Topband: Fw: Shortened Radial Experiments
Tom Rauch
w8ji at contesting.com
Mon Oct 16 05:17:24 EDT 2006
> The antenna measurements were: 56 ohms with two radials.
> 43 ohms with four radials. 30 ohms with eight radials. 26
> ohms with 16 radials. And, 24 ohms with 32 radials.
>
> One great feature of short radials that everyone seems to
> agree on is that FEWER of them are required. From the
> antenna measurements, you can see that doubling the amount
> of copper (& labor!) resulted in only 2 ohms improvement
> from 16 to 32 radials. My second antenna only has 16
> radials.
>
> My 48' or 49' radials are an efficient match for my 50
> foot verticals, but if I were to have a full-size (135
> foot) vertical, I would still go to resonant tuning. In
> this case, in my soil, the 3/4 wavelength radials would
> probably end up around 3X48' = 144'. (possibly slightly
> shorter due to the second order effect).
Brian,
All those impedance measurements are very nice, but the fact
remains the resistance presented at the base by the radials
has little to do with the loss of the system.
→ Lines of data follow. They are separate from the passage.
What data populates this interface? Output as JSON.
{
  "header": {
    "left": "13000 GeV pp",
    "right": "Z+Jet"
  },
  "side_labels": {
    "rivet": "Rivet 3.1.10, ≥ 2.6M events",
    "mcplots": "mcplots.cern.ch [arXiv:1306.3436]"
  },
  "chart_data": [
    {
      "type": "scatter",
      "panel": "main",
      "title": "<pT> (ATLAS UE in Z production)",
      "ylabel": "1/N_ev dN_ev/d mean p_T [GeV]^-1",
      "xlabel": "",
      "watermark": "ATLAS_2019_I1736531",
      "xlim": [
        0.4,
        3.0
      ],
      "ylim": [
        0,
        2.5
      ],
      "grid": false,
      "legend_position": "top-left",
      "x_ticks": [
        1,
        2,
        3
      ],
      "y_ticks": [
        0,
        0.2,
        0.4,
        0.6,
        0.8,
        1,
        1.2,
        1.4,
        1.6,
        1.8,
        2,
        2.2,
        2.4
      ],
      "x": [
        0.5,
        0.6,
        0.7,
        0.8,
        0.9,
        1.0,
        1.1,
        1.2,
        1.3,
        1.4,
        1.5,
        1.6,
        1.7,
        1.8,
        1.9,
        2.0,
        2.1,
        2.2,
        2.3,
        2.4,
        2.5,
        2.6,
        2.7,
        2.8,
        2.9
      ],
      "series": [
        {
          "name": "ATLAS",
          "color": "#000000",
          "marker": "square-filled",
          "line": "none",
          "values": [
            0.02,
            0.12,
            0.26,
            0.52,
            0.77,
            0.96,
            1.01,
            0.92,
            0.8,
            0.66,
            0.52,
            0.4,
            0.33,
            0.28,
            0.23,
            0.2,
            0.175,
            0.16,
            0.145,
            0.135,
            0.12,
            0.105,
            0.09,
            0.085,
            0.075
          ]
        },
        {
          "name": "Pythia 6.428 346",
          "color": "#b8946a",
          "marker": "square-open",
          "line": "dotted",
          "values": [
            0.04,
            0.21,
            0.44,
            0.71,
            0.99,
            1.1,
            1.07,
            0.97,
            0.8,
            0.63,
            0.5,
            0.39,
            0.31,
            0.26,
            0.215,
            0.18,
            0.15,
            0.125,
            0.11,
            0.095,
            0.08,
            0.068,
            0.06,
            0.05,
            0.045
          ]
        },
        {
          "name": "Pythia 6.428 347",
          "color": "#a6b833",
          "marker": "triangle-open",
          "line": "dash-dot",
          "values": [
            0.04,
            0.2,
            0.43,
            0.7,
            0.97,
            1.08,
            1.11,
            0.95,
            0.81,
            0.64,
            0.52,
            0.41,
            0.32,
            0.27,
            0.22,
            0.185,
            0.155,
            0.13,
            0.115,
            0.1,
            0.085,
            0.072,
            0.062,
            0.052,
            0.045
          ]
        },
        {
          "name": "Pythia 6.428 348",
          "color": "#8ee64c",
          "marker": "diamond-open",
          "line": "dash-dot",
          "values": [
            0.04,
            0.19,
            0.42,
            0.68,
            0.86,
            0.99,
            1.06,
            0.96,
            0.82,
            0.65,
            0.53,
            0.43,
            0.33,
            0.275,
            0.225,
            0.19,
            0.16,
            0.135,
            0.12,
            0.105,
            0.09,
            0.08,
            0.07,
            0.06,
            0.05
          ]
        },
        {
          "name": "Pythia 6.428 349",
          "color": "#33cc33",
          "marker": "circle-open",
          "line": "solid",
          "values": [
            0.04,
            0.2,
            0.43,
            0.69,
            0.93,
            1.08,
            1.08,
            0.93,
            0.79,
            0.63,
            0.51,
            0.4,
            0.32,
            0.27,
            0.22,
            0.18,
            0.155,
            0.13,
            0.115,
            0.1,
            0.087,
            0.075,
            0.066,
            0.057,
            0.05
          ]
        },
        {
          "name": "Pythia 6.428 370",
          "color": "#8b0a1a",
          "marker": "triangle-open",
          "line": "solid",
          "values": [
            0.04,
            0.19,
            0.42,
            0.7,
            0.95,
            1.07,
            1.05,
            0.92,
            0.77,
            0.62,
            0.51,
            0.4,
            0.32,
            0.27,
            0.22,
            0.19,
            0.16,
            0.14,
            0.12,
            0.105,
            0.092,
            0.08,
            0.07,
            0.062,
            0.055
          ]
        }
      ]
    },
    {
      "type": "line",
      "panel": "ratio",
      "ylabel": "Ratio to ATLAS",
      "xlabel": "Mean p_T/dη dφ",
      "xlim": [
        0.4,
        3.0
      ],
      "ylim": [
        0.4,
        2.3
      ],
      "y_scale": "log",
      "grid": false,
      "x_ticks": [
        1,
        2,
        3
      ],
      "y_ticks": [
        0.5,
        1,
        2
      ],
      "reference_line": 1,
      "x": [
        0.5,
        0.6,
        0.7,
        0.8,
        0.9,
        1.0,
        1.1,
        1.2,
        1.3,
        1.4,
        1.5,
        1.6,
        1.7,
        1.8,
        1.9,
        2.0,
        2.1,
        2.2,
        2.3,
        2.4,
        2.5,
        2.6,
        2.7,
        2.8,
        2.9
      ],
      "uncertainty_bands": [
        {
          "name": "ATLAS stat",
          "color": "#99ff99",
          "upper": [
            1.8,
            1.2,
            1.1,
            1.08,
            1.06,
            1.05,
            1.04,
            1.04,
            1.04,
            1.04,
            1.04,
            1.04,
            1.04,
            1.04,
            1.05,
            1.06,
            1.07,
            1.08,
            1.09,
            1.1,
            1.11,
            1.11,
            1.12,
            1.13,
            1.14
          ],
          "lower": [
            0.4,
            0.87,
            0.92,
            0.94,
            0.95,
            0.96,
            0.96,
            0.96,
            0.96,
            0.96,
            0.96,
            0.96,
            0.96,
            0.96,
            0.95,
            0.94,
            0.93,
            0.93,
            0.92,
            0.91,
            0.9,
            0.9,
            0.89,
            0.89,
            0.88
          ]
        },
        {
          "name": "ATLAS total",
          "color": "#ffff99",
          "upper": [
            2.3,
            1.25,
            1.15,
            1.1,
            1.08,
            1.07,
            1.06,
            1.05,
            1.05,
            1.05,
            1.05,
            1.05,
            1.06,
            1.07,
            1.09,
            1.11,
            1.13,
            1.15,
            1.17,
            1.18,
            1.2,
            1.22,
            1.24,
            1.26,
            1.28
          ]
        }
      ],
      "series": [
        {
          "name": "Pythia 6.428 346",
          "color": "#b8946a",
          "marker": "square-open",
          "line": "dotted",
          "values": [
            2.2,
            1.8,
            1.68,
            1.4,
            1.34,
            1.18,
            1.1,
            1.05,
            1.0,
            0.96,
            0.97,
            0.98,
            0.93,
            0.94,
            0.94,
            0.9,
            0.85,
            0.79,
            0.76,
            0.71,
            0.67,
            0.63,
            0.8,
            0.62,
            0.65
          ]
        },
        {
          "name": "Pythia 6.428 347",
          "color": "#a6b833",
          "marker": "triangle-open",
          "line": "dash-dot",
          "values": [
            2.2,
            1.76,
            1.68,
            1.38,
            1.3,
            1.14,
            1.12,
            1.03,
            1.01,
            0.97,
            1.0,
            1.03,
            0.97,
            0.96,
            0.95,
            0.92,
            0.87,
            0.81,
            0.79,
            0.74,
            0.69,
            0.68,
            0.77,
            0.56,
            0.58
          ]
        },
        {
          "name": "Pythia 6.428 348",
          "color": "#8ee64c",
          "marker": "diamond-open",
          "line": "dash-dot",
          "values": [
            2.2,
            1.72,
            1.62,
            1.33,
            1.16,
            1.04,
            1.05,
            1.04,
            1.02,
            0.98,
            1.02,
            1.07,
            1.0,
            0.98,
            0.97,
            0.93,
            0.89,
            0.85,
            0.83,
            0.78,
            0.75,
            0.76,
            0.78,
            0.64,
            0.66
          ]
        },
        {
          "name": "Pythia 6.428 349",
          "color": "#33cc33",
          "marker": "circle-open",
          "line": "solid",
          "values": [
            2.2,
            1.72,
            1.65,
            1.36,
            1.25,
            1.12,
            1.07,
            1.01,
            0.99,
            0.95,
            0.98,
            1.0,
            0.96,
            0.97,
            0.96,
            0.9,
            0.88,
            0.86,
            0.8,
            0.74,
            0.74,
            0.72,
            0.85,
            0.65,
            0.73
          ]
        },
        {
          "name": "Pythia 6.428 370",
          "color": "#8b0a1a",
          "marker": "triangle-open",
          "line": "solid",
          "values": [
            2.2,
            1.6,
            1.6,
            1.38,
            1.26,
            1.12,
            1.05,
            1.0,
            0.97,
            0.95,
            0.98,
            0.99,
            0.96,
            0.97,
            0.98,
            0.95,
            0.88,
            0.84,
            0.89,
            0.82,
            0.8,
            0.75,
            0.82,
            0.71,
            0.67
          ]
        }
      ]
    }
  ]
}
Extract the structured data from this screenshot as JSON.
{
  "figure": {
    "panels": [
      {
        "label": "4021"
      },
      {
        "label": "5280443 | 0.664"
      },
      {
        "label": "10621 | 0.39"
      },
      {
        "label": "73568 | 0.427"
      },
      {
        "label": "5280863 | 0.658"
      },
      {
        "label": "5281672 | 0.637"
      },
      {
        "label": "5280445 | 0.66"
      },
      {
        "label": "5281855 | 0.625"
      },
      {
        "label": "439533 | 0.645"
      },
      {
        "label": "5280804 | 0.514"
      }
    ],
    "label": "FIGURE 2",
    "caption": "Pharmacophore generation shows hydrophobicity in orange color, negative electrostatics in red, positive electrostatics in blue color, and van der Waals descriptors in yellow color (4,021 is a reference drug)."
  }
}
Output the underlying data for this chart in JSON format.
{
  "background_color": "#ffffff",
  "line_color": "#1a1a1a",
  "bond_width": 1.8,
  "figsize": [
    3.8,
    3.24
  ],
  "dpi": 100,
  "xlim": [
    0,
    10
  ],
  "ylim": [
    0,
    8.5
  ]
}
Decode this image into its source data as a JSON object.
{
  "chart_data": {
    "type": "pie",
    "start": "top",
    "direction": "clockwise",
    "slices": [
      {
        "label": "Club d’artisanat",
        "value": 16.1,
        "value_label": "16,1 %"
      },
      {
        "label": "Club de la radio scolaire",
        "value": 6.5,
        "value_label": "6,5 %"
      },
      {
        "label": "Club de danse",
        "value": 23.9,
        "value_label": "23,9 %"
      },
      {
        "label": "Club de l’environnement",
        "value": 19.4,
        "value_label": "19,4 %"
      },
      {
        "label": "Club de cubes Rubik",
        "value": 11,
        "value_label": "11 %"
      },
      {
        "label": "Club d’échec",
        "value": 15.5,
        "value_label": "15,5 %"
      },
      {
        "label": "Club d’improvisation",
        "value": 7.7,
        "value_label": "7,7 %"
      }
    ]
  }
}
Radials can
present a common mode impedance of ten ohms or 50 ohms and
losses can be the same. As a matter of fact a system with
higher "radial resistance" can have less loss than a system
with lower resistance.
Measurements of field strength also tend to disagree with
the implication radials need only be as long as the vertical
is high and that shorter verticals using efficient loading
systems obtain peak efficiency with fewer and shorter
radials.
As recently as few months ago W7EL and I measured a 40
meter vertical radial system here, and base impedance (when
only the ground system was changed) had no correlation with
measured field strength. Rudy posted a link here to his own
measurements which showed the same thing, and I think it was
N6RK found the same thing. There may be others I can't
recall who chimed in with the same results.